Dalam penyampaian itu pula, PDIP mendorong BPI Danantara agar mengoptimalkan perannya secara konkret dalam penyediaan infrastruktur sekaligus menciptakan lapangan kerja baru demi mengurangi beban APBN.
"Fraksi PDI Perjuangan menyetujui untuk melakukan pembahasan lebih lanjut atas rancangan undang-undang tentang anggaran pendapatan dan belanjaan negara tahun anggaran 2027 sesuai dengan mekanisme yang berlaku," ujar dari sumbernya.
Sejalan dengan hal itu, Fraksi Nasdem yang diwakili dari sumbernya turut menyatakan dukungan agar RUU APBN 2027 melangkah ke fase berikutnya.
Partai Nasdem menganggap patok pertumbuhan ekonomi 6% sebagai angka yang lumayan optimistis serta rasional.
Kendati demikian, percepatan ini mensyaratkan lima kondisi dasar yang bersifat mutlak.

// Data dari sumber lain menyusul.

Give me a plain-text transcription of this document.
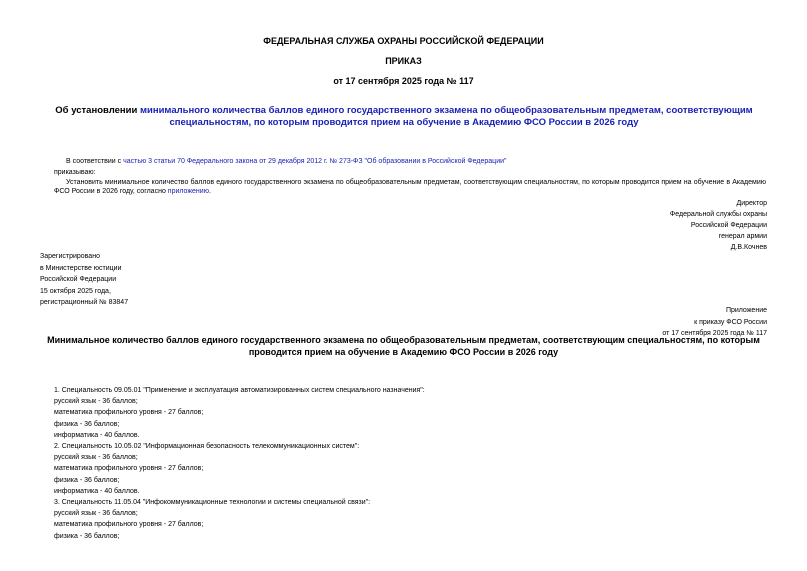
ФЕДЕРАЛЬНАЯ СЛУЖБА ОХРАНЫ РОССИЙСКОЙ ФЕДЕРАЦИИ
ПРИКАЗ
от 17 сентября 2025 года № 117
Об установлении минимального количества баллов единого государственного экзамена по общеобразовательным предметам, соответствующим специальностям, по которым проводится прием на обучение в Академию ФСО России в 2026 году
В соответствии с частью 3 статьи 70 Федерального закона от 29 декабря 2012 г. № 273-ФЗ "Об образовании в Российской Федерации"
приказываю:
Установить минимальное количество баллов единого государственного экзамена по общеобразовательным предметам, соответствующим специальностям, по которым проводится прием на обучение в Академию ФСО России в 2026 году, согласно приложению.
Директор
Федеральной службы охраны
Российской Федерации
генерал армии
Д.В.Кочнев
Зарегистрировано
в Министерстве юстиции
Российской Федерации
15 октября 2025 года,
регистрационный № 83847
Приложение
к приказу ФСО России
от 17 сентября 2025 года № 117
Минимальное количество баллов единого государственного экзамена по общеобразовательным предметам, соответствующим специальностям, по которым проводится прием на обучение в Академию ФСО России в 2026 году
1. Специальность 09.05.01 "Применение и эксплуатация автоматизированных систем специального назначения":
русский язык - 36 баллов;
математика профильного уровня - 27 баллов;
физика - 36 баллов;
информатика - 40 баллов.
2. Специальность 10.05.02 "Информационная безопасность телекоммуникационных систем":
русский язык - 36 баллов;
математика профильного уровня - 27 баллов;
физика - 36 баллов;
информатика - 40 баллов.
3. Специальность 11.05.04 "Инфокоммуникационные технологии и системы специальной связи":
русский язык - 36 баллов;
математика профильного уровня - 27 баллов;
физика - 36 баллов;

Pertama-tama, jajaran eksekutif perlu memberantas praktik kartel logistik dan inefisiensi sistem birokrasi demi menekan Incremental Capital Output Ratio (ICOR) ke kisaran 5,3-5,5.
Fraksi Partai NasDem pun memberikan sorotan khusus atas potensi penurunan Penerimaan Negara Bukan Pajak (PNBP) dan kekayaan negara yang dipisahkan pasca pemindahan dividen BUMN menuju BPI Danantara.
Oleh sebab itu, diperlukan aturan pembagian dividen yang transparan, mampu menggaransi keterbukaan pengelolaan laba, memperkuat sistem pelaporan ke parlemen, serta memastikan APBN tidak menanggung beban risiko korporasi yang berlebihan.
"Fraksi Partai Nasional menyatakan menyetujui RUU APBN beserta nota keuangan dibahas lebih lanjut," katanya.
Secara umum, jajaran Fraksi Gerindra, PKB, Golkar, PKS, PAN hingga Demokrat juga menyetujui RUU APBN 2026 diproses ke tingkat selanjutnya.
Selesai mendengarkan pemandangan dari seluruh fraksi, Wakil Ketua DPR dari sumbernya menginformasikan bahwa jawaban pemerintah atas pandangan umum fraksi-fraksi bakal disampaikan pada 27 Agustus 2026.
"Berdasarkan keputusan rapat konsultasi pengganti rapat Bamus DPR RI antara pimpinan DPR RI dengan pimpinan fraksi-fraksi DPR RI tanggal 29 Juni 2026, tanggapan pemerintah terhadap pemandangan umum fraksi atas RUU tentang APBN tahun anggaran 2027 beserta nota keuangannya akan dilaksanakan pada rapat paripurna DPR RI hari Kamis tanggal 27 Agustus 2026," ujarnya.
Mengenai gambaran postur RAPBN 2027, target pendapatan negara ditetapkan Rp3.426 triliun sedangkan rencana belanja negara mencapai Rp4.097 triliun.
Selisih tersebut memicu defisit anggaran sebesar Rp671,2 triliun atau sekitar 2,40% dari total PDB.
Untuk indikator makro ekonomi RAPBN 2027, laju pertumbuhan dipatok pada level 6% dan proyeksi inflasi dijaga pada tingkat 2,5%.
Imbal hasil SBN 10 tahun ditargetkan 6,9%, nilai kurs berada di posisi Rp17.500 per dolar AS, serta rata-rata harga minyak mentah Indonesia (ICP) ditetapkan US$75 per barel.
Adapun target penyaluran harian mencakup lifting minyak mentah sebanyak 610 RBPH dan lifting gas bumi sebesar 954 RBSMPH.
Pada pilar sasaran pembangunan 2027, pemerintah memproyeksikan penekanan angka kemiskinan hingga kisaran 6-6,5% dan porsi pengangguran terbuka di tingkat 4,30-4,87%.
Indikator Rasio Gini ditargetkan pada rentang 0,362-0,367, Indeks Modal Manusia sebesar 0,575, Indeks Kesejahteraan Petani di posisi 0,8038, serta porsi penciptaan lapangan kerja sektor formal mencapai 40,81%.